Fixing Spill inconsistency in MapRDB
While doing a consistency check we find one of the tablet "2236.32.131230" has problems and its consistency check is failing below are the steps to identify and fix the issue.
Caution :- Please do not run step 7 from this blog without consulting with MapR Support since the command is very low level command and needs to be executed with extreme caution.
While doing a consistency check we find one of the tablet "2236.32.131230" has problems and its consistency check is failing below are the steps to identify and fix the issue.
Caution :- Please do not run step 7 from this blog without consulting with MapR Support since the command is very low level command and needs to be executed with extreme caution.
1) Run consistency check as described in http://abizeradenwala.blogspot.com/2016/12/mapr-db-tablet-consistency-check.html , it would fail as below with an error.
maprcli debugdb checkTablet -fid 2236.32.131230 -startkey user5137029094653148843 -endkey user7197423315127484105 -tracefile t1
ERROR (10009) - fs rpc failed
2) Get the master node of container which holds the tablet.

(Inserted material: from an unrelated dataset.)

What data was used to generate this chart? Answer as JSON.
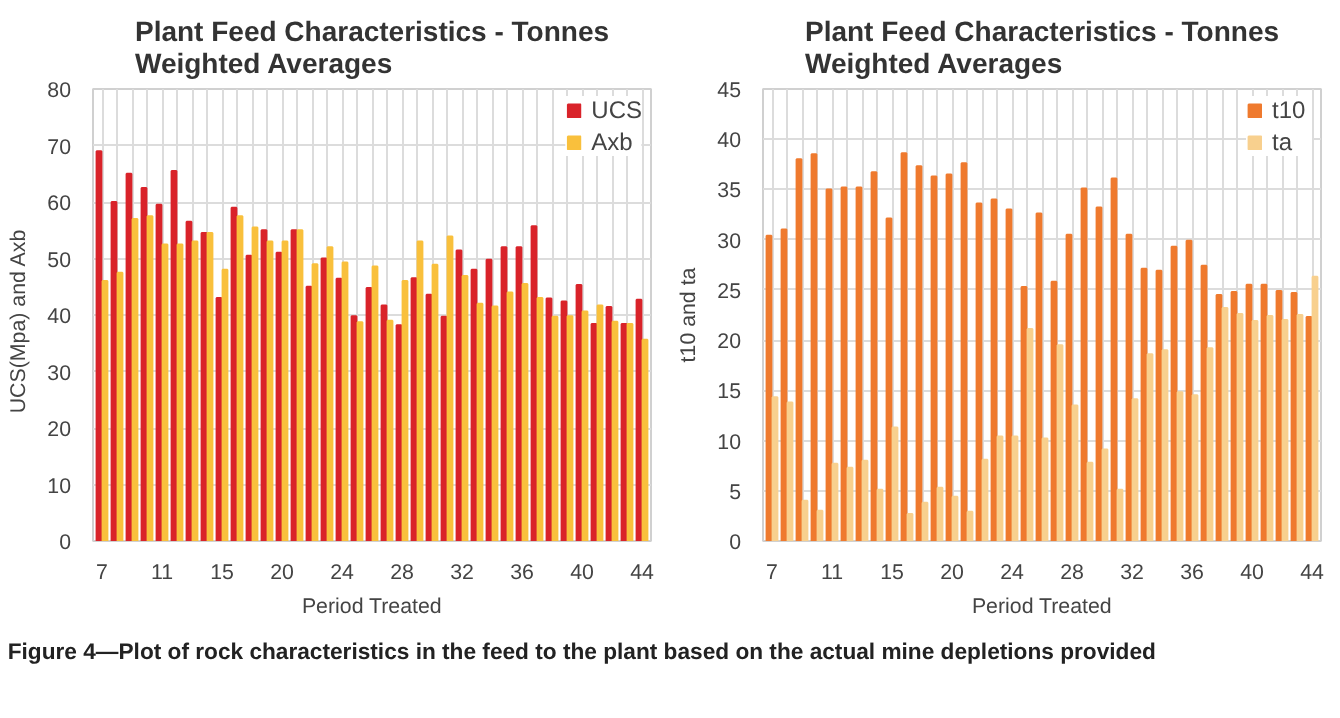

maprcli dump containerinfo -ids 2236 -json
{
"timestamp":1482450014994,
"timeofday":"2016-12-22 03:40:14.994 GMT-0800",
"status":"OK",
"total":1,
"data":[
{
"ContainerId":2236,
"Epoch":5,
"Master":"10.10.70.177:5660--5-VALID",
"ActiveServers":{
"IP:Port":[
"10.10.70.110:5660--5-VALID",
"10.10.70.109:5660--5-VALID",
"10.10.70.111:5660--5-VALID"
3) Now look at /opt/mapr/logs/mfs.log-3 on the master node of the container below errors are logged which point at the issue i.e issue in reading spill 2236.2319.147898
2016-12-22 15:38:15,2490 ERROR DB db/mfsread.cc:240 ***********FileRead RPC 2236.2319.147898 failed: 116 -----> RPC error occurred since read RPC failed
2016-12-22 15:38:15,2491 ERROR DB tabletrangecheck.cc:3222 CheckSpillHeaderReadSME : read of spill 2236.2319.147898 failed 116
2016-12-22 15:38:15,2491 ERROR DB tabletrangecheck.cc:1708 TabletRangeCheckSpillmapProcess : child error 116 for spillmap 2236.2299.147866
2016-12-22 15:38:15,2491 ERROR DB tabletrangecheck.cc:1417 TabletRangeCheckSegmapProcess : child error 116 for segmap 2236.1747.134662
4) From tablet Fid we need to get segment fid 2236.1747.134662 which is also printed in the in above mfs.log-3
maprcli debugdb dump -fid 2236.32.131230
value key
{"value":{}} endkey.user7197423315127484105
{"value":{"segfid":"<parentCID>.1747.134662","isFrozen":false,"inSplit":false,"useBucketDesc":true,"lastFlushedBucketFid":"2236.968.145294","numLogicalBlocks":174220,"numPhysicalBlocks":91527,"numRows":76195,"numRowsWithDelete":0,"numRemoteBlocks":0,"numSpills":868,"numSegments":323}} pmap.user5137029094653148843
{"value":{"segfid":"<parentCID>.1748.134664","isFrozen":false,"inSplit":false,"useBucketDesc":true,"lastFlushedBucketFid":"2236.687.144732","numLogicalBlocks":179179,"numPhysicalBlocks":94082,"numRows":78300,"numRowsWithDelete":0,"numRemoteBlocks":0,"numSpills":873,"numSegments":342}} pmap.user5666253514688897233
{"value":{"segfid":"<parentCID>.1176.133520","isFrozen":false,"inSplit":false,"useBucketDesc":true,"lastFlushedBucketFid":"2236.1516.146388","numLogicalBlocks":390865,"numPhysicalBlocks":179574,"numRows":142771,"numRowsWithDelete":0,"numRemoteBlocks":0,"numSpills":2421,"numSegments":677}} pmap.user6214000520416211177
{"value":{}} startkey.user5137029094653148843
5) Now from segment fid get the spill map for the spill.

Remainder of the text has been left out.